What Causes a Heart Attack

The majority of heart attacks manifest as a result of Atherosclerosis. Atherosclerosis is a progressive accumulation of plaque in the walls of arteries. Over time this accumulation will cause hardening of the arterial walls which will correspondingly narrow the space available for blood flow through the arteries. Subsequently the blood flow will be restricted as the disease progresses. This will ultimately lead to the reduced functioning of the organ that is affected and the circulatory system in general. If atherosclerosis materializes in the legs the decrease in blood flow will inevitably cause pain in the legs when walking or exercising, leg ulcers, or a noticeable decrease in the ability for wounds to heal in that area. If atherosclerosis occurs in the arteries that supply blood to the brain this may lead to vascular dementia which is mental degeneration as a result of continuous death of the brain tissue over a number of years. In some cases it may lead to a stroke.

In some individuals, atherosclerosis can be asymptomatic for a number of years. The condition can start as early as the teenage years, but the associated symptoms or health issues typically do not manifest until later in adulthood when the narrowing of the arteries have significantly worsened. Common risk factors such as smoking cigarettes, high blood pressure, elevated cholesterol, and diabetes mellitus can exacerbate atherosclerosis and cause the symptoms to appear sooner. Complications may occur, specifically in individuals who have a family history of early onset of atherosclerosis.
Coronary atherosclerosis or as it is commonly known coronary artery disease is specific to atherosclerosis that occurs within the arteries of the heart resulting in the hardening and narrowing of these arteries. Diseases that occur because of the reduced blood supply to the heart muscle from the presence of coronary atherosclerosis are considered coronary heart diseases or CHD. Coronary heart diseases will include heart attacks, cardiac arrest, chest pain or angina, irregular heart rhythms, and progressive heart failure as a result of the deterioration of the heart muscle.

Sometimes the surface of cholesterol plaque in the coronary artery may rupture, and form a blood clot. The clot will obstruct the flow of blood through the artery and cause a resultant heart attack. The exact reason for the unexpected rupture that develops into a clot is not known. However it is suggested that notable factors will possibly include cigarette smoking or other forms of nicotine exposure, elevated LDL cholesterol levels, higher than normal levels of blood catecholamines (adrenaline), hypertension, among others.

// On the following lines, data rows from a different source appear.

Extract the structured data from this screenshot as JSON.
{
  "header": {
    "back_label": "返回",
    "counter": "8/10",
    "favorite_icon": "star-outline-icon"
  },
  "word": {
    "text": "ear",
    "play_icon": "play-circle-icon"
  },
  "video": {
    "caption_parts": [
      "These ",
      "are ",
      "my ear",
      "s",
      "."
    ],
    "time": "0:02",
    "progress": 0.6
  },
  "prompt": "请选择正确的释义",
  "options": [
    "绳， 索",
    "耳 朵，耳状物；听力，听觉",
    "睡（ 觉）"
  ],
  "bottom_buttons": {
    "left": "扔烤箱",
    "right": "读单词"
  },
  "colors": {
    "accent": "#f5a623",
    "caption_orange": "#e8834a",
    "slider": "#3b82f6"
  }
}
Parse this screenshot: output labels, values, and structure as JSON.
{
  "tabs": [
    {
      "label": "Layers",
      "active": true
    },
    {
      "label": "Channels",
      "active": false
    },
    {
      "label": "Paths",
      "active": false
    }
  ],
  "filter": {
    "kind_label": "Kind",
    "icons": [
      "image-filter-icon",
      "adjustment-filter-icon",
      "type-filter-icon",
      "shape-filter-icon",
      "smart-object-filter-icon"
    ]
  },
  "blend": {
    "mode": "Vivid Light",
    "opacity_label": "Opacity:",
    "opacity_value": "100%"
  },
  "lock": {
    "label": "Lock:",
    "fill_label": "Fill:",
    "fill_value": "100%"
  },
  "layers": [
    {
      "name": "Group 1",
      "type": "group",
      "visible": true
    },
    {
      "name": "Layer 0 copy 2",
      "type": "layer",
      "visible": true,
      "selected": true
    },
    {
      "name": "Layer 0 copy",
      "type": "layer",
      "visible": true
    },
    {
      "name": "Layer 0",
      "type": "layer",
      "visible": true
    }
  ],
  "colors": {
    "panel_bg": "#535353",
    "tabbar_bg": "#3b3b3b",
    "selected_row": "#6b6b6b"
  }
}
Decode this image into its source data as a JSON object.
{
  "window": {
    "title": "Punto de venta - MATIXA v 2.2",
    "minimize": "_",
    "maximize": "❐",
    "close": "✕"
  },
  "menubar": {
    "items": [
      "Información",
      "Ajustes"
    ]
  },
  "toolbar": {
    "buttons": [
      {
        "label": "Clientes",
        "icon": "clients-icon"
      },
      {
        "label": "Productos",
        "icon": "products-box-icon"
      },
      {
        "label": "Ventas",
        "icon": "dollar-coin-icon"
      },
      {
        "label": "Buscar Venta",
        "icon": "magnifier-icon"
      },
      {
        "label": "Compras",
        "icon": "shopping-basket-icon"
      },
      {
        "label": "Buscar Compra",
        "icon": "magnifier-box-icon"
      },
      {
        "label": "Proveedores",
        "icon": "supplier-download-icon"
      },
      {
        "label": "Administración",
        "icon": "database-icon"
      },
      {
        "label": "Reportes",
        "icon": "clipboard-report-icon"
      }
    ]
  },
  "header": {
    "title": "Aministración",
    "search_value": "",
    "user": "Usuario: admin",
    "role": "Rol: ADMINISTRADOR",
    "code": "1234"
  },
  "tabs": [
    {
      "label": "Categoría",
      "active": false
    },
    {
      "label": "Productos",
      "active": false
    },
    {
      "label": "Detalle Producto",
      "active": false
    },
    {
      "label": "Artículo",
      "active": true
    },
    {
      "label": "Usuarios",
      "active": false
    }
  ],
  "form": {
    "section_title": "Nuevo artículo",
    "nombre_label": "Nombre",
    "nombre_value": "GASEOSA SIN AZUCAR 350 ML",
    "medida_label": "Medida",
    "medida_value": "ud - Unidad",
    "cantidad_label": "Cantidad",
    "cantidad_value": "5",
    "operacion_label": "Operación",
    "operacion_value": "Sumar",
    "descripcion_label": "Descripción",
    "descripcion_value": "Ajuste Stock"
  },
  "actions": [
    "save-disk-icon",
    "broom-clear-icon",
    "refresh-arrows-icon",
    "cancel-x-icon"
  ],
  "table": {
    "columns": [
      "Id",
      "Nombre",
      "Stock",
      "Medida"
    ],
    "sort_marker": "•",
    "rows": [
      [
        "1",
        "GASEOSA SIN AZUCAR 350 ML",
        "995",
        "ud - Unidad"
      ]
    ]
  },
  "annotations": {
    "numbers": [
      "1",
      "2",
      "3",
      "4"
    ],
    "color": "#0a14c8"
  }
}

Heart muscle will die during a heart attack. This muscle loss will be permanent, if the blood flow is not restored quickly.

Although heart attacks can happen at any time, the majority of heart attacks will transpire between the hours of 4:00 A.M. and 10:00 A.M. This is thought to occur because of the higher blood levels of adrenaline released from the adrenal glands at this time of the morning. The increase in adrenaline levels are often associated with rupture of the cholesterol plaques.
An estimated 50% of patients who experience heart attacks have some warning signs including angina from exertion or from resting before they are blighted by a heart attack. Unfortunately, these symptoms may be too subtle to be considered life threatening.

Therefore it is important to get medical attention for any symptoms of a probable heart attack including chest pain or angina pectoris, difficulty breathing, jaw pain, upper back pain and extreme tiredness. Prompt treatment of a heart attack may save your life.